Agency’s CEO Twalib Mbarak on Wednesday in an interview on Citizen TV said that its investigation however revealed there was an attempt to breach procurement laws but no money was lost in the process.

“We have concluded the KEMSA case and we have established that it was an attempt to do some shoddy work and it came to the attention of the public and EACC on time,” he said.

According to Mbarak, its findings found that some procurement procedures were not followed and that there was a plan to award a tender using shortcuts and not the procurement process.

He, however, said they have since made some administrative recommendations to Kemsa as a remedy to deter similar happenings in the future.

Health Cabinet Secretary Susan Nakhumicha suspended CEO Terry Ramadhan alongside other staff members serving within the Ministry of Health, National Malaria Programme and Kemsa on May 15.

Those suspended were Martin Wamwea, Lenson Kariuki, Pauline Duya, Livingstone Njuguna, and Charles Kariuki Chege who were serving under the MoH National Malaria programme.

Mbarak added that the Kemsa board has the power not to reinstate the suspended officials based on its recommendations.

President William Ruto also suspended former Public Health and Professional Standards principal secretary Josephine Mburu.
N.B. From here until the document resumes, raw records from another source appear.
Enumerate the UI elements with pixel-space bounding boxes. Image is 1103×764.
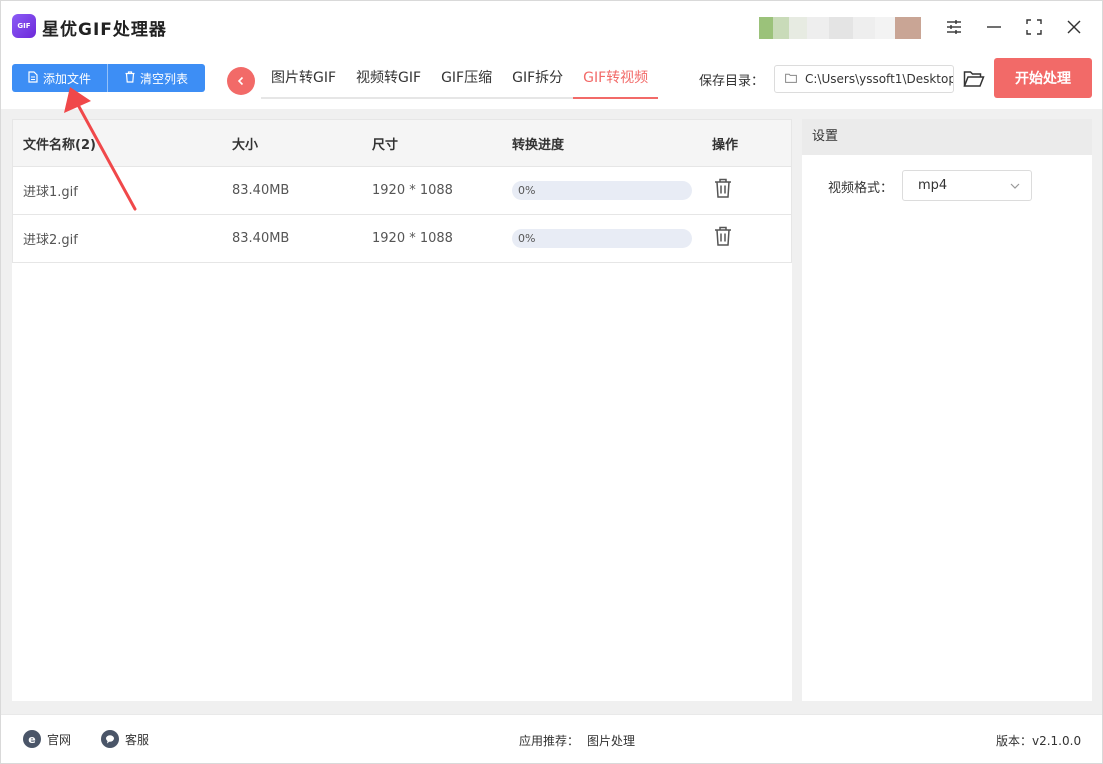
file-name: 进球1.gif	[23, 185, 78, 200]
folder-icon	[785, 72, 797, 86]
support-link[interactable]: 客服	[101, 730, 149, 748]
tab-image-to-gif[interactable]: 图片转GIF	[261, 63, 346, 97]
website-label: 官网	[47, 732, 72, 747]
actions-cell	[712, 167, 734, 214]
video-format-label: 视频格式：	[828, 181, 894, 196]
blurred-user-avatar[interactable]	[759, 13, 921, 43]
document-icon	[28, 70, 38, 86]
clear-list-button[interactable]: 清空列表	[108, 64, 205, 92]
recommend-link[interactable]: 图片处理	[587, 734, 635, 748]
progress-bar: 0%	[512, 181, 692, 200]
save-dir-path: C:\Users\yssoft1\Desktop	[805, 72, 954, 86]
tab-gif-split[interactable]: GIF拆分	[502, 63, 573, 97]
folder-open-icon[interactable]	[961, 66, 987, 92]
progress-cell: 0%	[512, 167, 692, 214]
settings-title: 设置	[802, 119, 1092, 155]
file-name: 进球2.gif	[23, 233, 78, 248]
col-size: 大小	[232, 137, 259, 153]
trash-icon	[125, 70, 135, 86]
chat-bubble-icon	[101, 730, 119, 748]
tab-gif-to-video[interactable]: GIF转视频	[573, 63, 659, 99]
title-bar: GIF 星优GIF处理器	[1, 1, 1102, 53]
table-row[interactable]: 进球2.gif 83.40MB 1920 * 1088 0%	[12, 215, 792, 263]
actions-cell	[712, 215, 734, 262]
maximize-icon[interactable]	[1020, 13, 1048, 41]
add-files-button[interactable]: 添加文件	[12, 64, 108, 92]
save-dir-label: 保存目录：	[699, 74, 765, 89]
minimize-icon[interactable]	[980, 13, 1008, 41]
file-dimensions: 1920 * 1088	[372, 183, 453, 198]
table-header: 文件名称(2) 大小 尺寸 转换进度 操作	[12, 119, 792, 167]
delete-row-trash-icon[interactable]	[712, 177, 734, 199]
add-files-label: 添加文件	[42, 71, 91, 86]
file-size: 83.40MB	[232, 231, 290, 246]
clear-list-label: 清空列表	[139, 71, 188, 86]
file-button-group: 添加文件 清空列表	[12, 64, 205, 92]
app-recommend: 应用推荐： 图片处理	[519, 732, 635, 749]
start-processing-button[interactable]: 开始处理	[994, 58, 1092, 98]
chevron-down-icon	[1009, 180, 1021, 196]
support-label: 客服	[125, 732, 150, 747]
app-window: GIF 星优GIF处理器 添加文件 清空列表 图片转GIF 视频转GIF GIF…	[0, 0, 1103, 764]
settings-panel: 设置 视频格式： mp4	[802, 119, 1092, 701]
recommend-label: 应用推荐：	[519, 734, 580, 748]
col-actions: 操作	[712, 137, 739, 153]
progress-text: 0%	[518, 232, 536, 245]
tab-video-to-gif[interactable]: 视频转GIF	[346, 63, 431, 97]
progress-text: 0%	[518, 184, 536, 197]
settings-sliders-icon[interactable]	[940, 13, 968, 41]
delete-row-trash-icon[interactable]	[712, 225, 734, 247]
app-logo-icon: GIF	[12, 14, 36, 38]
table-row[interactable]: 进球1.gif 83.40MB 1920 * 1088 0%	[12, 167, 792, 215]
website-link[interactable]: e 官网	[23, 730, 71, 748]
ie-browser-icon: e	[23, 730, 41, 748]
file-list-panel: 文件名称(2) 大小 尺寸 转换进度 操作 进球1.gif 83.40MB 19…	[12, 119, 792, 701]
progress-bar: 0%	[512, 229, 692, 248]
app-title: 星优GIF处理器	[42, 20, 167, 40]
version-text: 版本：v2.1.0.0	[996, 734, 1082, 748]
save-dir-input[interactable]: C:\Users\yssoft1\Desktop	[774, 65, 954, 93]
close-icon[interactable]	[1060, 13, 1088, 41]
footer: e 官网 客服 应用推荐： 图片处理 版本：v2.1.0.0	[1, 714, 1102, 763]
file-dimensions: 1920 * 1088	[372, 231, 453, 246]
col-filename: 文件名称(2)	[23, 137, 96, 153]
chevron-left-icon[interactable]	[227, 67, 255, 95]
col-progress: 转换进度	[512, 137, 565, 153]
tab-gif-compress[interactable]: GIF压缩	[431, 63, 502, 97]
file-size: 83.40MB	[232, 183, 290, 198]
col-dimensions: 尺寸	[372, 137, 399, 153]
progress-cell: 0%	[512, 215, 692, 262]
video-format-value: mp4	[918, 178, 948, 193]
video-format-select[interactable]: mp4	[902, 170, 1032, 201]
function-tabs: 图片转GIF 视频转GIF GIF压缩 GIF拆分 GIF转视频	[261, 63, 659, 99]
The CS appointed Andrew Mutava Mulwa as the acting CEO.

The suspension of the officials came after the Global Fund canceled Kemsa’s procurement process, which appeared to favour a bidder who did not meet the mandatory requirements.

Kemsa had picked two firms as qualified to be awarded the tender before Global Fund terminated the process citing irregularities.

A total of 17 firms submitted their bids for the tenders for the supply of treated mosquito nets made of both polyethylene and polyester.

The Global Fund records show that the tender evaluation excluded the only company, China’s Tianjin Yorkool, that met all the required conditions under both Kenyan and Global Fund procurement laws and guidelines.

The tender was in respect of the 12,616,883 Long-lasting insecticidal nets (LLINs) which were to be distributed in 22 counties.

The nets were to be distributed from November this year to July next year as part of the mass malaria campaign.